Santosh est une longue fresque, sorte de docu-fiction, dépeignant les problématiques de la société indienne avec un profond pessimisme. Dans ce pays inégalitaire dominé par les castes privilégiées racistes et machistes, toute once de justice ou de vérité semble avoir été éradiquée au profit du mensonge et du crime. En cela, la "philosophie" du film se rapproche de celle de l'autrice Simon Weil, qui voyait dans le manque de justice, le signe annonciateur d'une société ô combien malade et dangereuse.
La première cible en ligne de mire de la réalisatrice Sandhya Suri, est évidemment le corps policier, qui sert les intérêts du système. Si les différents fauteurs de troubles et petits délinquants sont châtiers par celui-ci, cette pseudo-justice n'est qu'une l'illusion. Il ne s'agit pas là de combattre l'injustice sociale (la violence du sexisme ou du mépris de classe), mais plutôt de glorifier l'image de la caste dominante. Nonchalante au possible et corrompue jusqu'à la moelle, la police combat en réalité l'irrationnel (le viol, le vol, le sabotage, le meurtre) par l'irrationnel et dans le sens de son amour-propre, n'hésitant pas à torturer à mort des suspects non avérés pour en faire des martyrs au nom du "bien". Tout manichéisme ou récit binaire viendra d'ailleurs s'estomper, lorsque la commandante, jouée par l'excellente Sunita Rajwar, tabassera à mort le jeune Saleem, qu'elle sait innocent, "au nom de toutes les femmes violées et tuées".
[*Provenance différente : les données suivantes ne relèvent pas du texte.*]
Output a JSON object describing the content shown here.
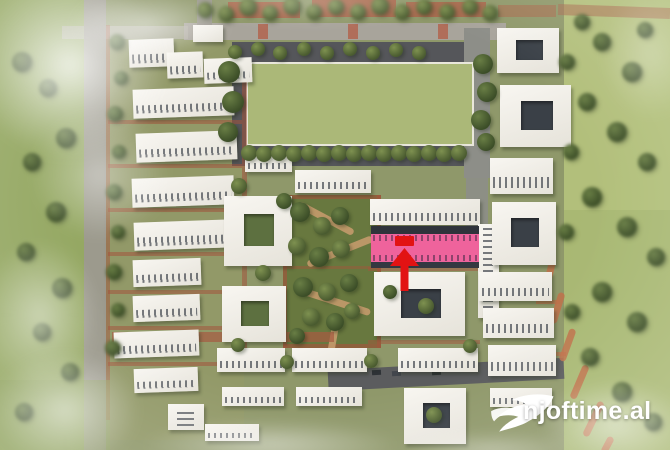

C'est à travers le regard impassible, mais ô combien vecteur de significations, de Santosh que le spectateur contemple avec effroi cette fresque de cette société inégalitaire. Durant l'essentiel du long-métrage, ce personnage presque mutique, parviendra à transmettre au spectateur une palette d'émotions diverses par l'unique biais de son visage. En ce sens-là, le travail opéré par l'actrice Shahana Goswami est absolument brillant. C'est là, ni plus ni moins, ce que théorisait le chercheur allemand Béla Balázs à travers son concept de "Physionomie", à savoir “l’apparence, le visage des choses, des êtres, des lieux et la fenêtre de leur âme”.
Malgré tous ses efforts pour essayer de comprendre cette société et de résoudre le crime, Santosh apparaît finalement comme une spectatrice impuissante face à un système corrompu et qui la domine. Elle est la métaphore du spectateur lui-même, silencieux dans la salle de cinéma, et qui, sans parvenir à la résoudre, découvre avec stupeur la grande tragédie de la société indienne à l'écran.